In Minnesota Political Notebook: Minority leader may be major player, Forum News Service reporter Don Davis reports:
A Republican-backed plan to put some state prisoners in the privately owned Appleton prison remained in budget legislation the House passed early Friday, but its future remains dim.
Democrats, led by Gov. Mark Dayton, vow that they never again will allow prisoners to be housed in a privately owned facility, even though the GOP plan would require the state to lease the prison and run it like any other Minnesota prison with state employees.
Several attempts to ban privately owned prisons failed in the GOP-controlled House.
Minnesota prisons are overcrowded, and about 475 state inmates are housed in county jails.

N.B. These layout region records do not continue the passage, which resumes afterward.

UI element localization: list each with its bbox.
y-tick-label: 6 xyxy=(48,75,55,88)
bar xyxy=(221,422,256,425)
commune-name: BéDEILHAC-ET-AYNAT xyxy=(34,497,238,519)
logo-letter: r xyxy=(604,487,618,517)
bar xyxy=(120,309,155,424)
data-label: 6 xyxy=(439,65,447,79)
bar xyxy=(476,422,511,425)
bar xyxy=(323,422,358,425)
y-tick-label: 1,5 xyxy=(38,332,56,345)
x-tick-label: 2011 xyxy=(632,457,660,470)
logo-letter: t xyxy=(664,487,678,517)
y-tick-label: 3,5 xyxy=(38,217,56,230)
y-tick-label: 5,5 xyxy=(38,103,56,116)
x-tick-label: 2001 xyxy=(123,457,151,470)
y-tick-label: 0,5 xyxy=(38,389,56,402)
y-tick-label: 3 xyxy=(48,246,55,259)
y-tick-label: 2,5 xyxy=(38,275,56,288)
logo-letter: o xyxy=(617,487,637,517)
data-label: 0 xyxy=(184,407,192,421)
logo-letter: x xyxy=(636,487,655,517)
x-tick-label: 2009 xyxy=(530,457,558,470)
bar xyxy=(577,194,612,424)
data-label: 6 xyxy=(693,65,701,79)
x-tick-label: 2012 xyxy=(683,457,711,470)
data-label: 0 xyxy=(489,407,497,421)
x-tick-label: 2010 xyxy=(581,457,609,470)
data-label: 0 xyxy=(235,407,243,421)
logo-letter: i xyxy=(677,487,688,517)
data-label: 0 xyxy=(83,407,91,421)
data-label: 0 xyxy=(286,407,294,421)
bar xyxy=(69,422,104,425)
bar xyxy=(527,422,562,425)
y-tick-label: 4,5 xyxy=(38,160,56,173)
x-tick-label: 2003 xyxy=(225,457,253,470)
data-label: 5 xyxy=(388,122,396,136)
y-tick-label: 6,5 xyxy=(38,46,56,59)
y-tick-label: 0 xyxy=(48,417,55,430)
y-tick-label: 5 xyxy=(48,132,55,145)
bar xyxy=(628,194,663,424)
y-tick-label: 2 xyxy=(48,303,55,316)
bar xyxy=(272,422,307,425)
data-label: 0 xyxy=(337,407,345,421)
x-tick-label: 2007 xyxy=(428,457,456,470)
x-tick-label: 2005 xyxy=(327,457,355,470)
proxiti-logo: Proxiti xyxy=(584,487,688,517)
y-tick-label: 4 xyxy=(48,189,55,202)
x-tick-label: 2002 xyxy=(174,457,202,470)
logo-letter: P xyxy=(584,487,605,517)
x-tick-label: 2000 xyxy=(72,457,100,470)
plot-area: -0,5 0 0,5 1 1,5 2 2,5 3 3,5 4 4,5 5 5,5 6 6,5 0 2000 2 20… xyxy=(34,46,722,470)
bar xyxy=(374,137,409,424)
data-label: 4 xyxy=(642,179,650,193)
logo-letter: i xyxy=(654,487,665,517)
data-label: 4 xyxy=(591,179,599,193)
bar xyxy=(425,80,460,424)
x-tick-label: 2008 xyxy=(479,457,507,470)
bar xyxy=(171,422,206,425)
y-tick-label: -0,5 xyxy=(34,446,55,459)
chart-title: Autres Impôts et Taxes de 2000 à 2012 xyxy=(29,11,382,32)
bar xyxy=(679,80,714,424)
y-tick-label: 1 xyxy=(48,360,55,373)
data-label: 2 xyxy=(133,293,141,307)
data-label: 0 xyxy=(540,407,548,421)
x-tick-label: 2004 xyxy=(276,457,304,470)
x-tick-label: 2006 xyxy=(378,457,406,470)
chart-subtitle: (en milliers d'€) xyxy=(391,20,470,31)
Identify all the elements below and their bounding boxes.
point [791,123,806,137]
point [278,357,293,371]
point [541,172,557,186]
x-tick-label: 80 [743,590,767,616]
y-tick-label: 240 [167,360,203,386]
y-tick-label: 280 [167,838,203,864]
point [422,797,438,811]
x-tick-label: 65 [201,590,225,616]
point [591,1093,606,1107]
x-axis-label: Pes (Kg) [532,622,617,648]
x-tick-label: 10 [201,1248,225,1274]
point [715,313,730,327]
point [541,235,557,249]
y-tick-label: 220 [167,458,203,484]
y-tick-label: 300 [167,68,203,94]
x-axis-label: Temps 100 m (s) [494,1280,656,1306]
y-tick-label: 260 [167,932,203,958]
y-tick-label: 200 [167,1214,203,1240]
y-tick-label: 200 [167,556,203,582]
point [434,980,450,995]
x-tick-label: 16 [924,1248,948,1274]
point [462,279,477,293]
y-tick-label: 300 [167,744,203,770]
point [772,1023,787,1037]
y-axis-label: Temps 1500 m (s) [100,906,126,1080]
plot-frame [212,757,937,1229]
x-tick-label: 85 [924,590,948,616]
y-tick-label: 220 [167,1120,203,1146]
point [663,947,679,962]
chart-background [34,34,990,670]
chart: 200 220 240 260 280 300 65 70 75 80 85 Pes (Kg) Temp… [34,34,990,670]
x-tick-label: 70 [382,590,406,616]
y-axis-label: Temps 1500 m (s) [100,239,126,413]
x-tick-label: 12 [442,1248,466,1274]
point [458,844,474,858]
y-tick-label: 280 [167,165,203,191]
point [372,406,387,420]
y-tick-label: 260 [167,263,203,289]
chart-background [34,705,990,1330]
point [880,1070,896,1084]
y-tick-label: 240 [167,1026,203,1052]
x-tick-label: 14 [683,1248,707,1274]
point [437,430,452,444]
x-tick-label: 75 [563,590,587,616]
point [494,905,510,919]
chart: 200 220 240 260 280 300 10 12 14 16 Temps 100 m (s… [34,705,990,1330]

While Republicans want to send prisoners to Appleton, on Friday an agreement was announced that also could reduce future overcrowding issues: shorter sentences for some drug crimes.
The Corrections Corporation of America closed the Prairie Correctional Facility closed in 2010 after Minnesota and other states pulled their prisoners.
It's interesting to see Davis cite a lower number of offenders in county jails than the one that Appleton Option supporters used in Thursday night's floor debate. Also worth noting: none of the female offenders languishing in county jails who tugged at the hearts of Star Tribune readers in mid-March will be housed in Appleton, which is a male prison.
Bluestem looked at part of Thursday's debate on the private prison in Appleton in the post Placebaiting & its discontents: Rep. Tim Miller says opposition to private prison is about him.
Photo: The shuttered prison at Appleton.